Well done Nicki! We do hope the ladies enjoy the mini library of 20 summer read titles.

Vale Dorothy Porter

Wednesday, December 10th, 2008

I am writing on hearing the sad news that Dorothy died this morning.

Dorothy was one of the 2007-08 Summer Read and Bedside Books Club authors and always a great pleasure to work with.

Here is her blog post from February 7th, 2008.

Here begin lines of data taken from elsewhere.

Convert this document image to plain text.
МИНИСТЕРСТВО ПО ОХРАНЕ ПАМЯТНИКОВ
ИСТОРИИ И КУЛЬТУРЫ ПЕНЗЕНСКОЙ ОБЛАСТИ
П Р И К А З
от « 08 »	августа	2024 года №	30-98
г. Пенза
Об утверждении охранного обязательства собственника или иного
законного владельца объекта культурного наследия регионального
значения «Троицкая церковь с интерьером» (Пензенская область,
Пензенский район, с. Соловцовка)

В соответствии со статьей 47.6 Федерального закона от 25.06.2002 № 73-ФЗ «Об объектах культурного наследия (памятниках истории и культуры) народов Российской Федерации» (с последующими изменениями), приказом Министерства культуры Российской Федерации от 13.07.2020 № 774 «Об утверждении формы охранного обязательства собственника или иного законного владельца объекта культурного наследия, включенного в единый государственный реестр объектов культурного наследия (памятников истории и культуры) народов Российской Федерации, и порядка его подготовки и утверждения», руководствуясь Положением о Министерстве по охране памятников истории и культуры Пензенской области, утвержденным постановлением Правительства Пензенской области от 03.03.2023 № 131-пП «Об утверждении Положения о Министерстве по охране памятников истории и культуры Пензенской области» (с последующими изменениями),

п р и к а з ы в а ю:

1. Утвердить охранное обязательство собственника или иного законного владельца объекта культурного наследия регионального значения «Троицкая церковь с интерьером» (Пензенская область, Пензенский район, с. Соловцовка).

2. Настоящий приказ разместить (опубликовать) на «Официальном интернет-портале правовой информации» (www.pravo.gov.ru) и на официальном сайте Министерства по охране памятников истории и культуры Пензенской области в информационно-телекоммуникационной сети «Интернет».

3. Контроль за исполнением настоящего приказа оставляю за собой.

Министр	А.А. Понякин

Plunging in- Dorothy Porter
This morning I began reading the relatively new translation of Virgil’s The Aeneid by Robert Fagles. I fluffed around for a while in the very interesting Introduction but then decided to just plunge into the narrative. And plunging in is exactly what happens when you read a narrative poem. If it’s a good one you should barely have time to catch your breath. Reading or hearing (apparently literate Romans read by reading aloud to themselves) a narrative poem is like white water rafting. Woosh! Off you go! This morning I quickly found myself clinging to the wreckage as Juno’s terrible wrath wrecked stormy vengeance on poor Aeneas (whom I’ve never really liked after he dumped Dido so piously).

Here’s a taste:

Flinging cries
as a screaming gust of the Northwind pounds against his sail,
raising waves sky-high. The oars shatter, prow twists round,
taking the breakers broadside on and over Aeneas’ decks
a mountain of water towers, massive, steep.
Some men hang on billowing crests, some as the sea
gapes, glimpse through the waves the bottom waiting,
a surge aswirl with sand.

I’ve seen over and over again the amateur video footage of the Boxing Day tsunami in an effort to imagine myself there. Something is always missing. The video footage makes me feel a spectator, even a disaster voyeur. With Virgil I’m there. And it’s personal. It creeps into my skin and soul as my experience, my disaster. Homer’s poetry works on me even more powerfully. It’s more raw and elemental than Virgil, and less filtered for an imperial audience. Blood smells black flies hot and bloody in Homer. And death is death. I love “The Iliad”, but it’s almost unbearable to read. Whenever I write a verse novel I have the greatest poets and most potent story tellers of human history breathing down my neck. They have set impossible standards. Writing verse novels is a profoundly conservative, even archaic, act. Doubtless an arrogant one. Possibly an exercise in futility. I am trying to reclaim fiction for poetry. I have thrown everything into El Dorado - crime, abducted murdered kids, middle-aged angst, old friendship, new love, sex, men, women, foul adolescent girls, the New Puritanism….If as a reader you can’t plunge in ….and woosh! …I’ve failed as a narrative poet.

Dorothy, you will be remembered alongside the great poets and storytellers that have gone before.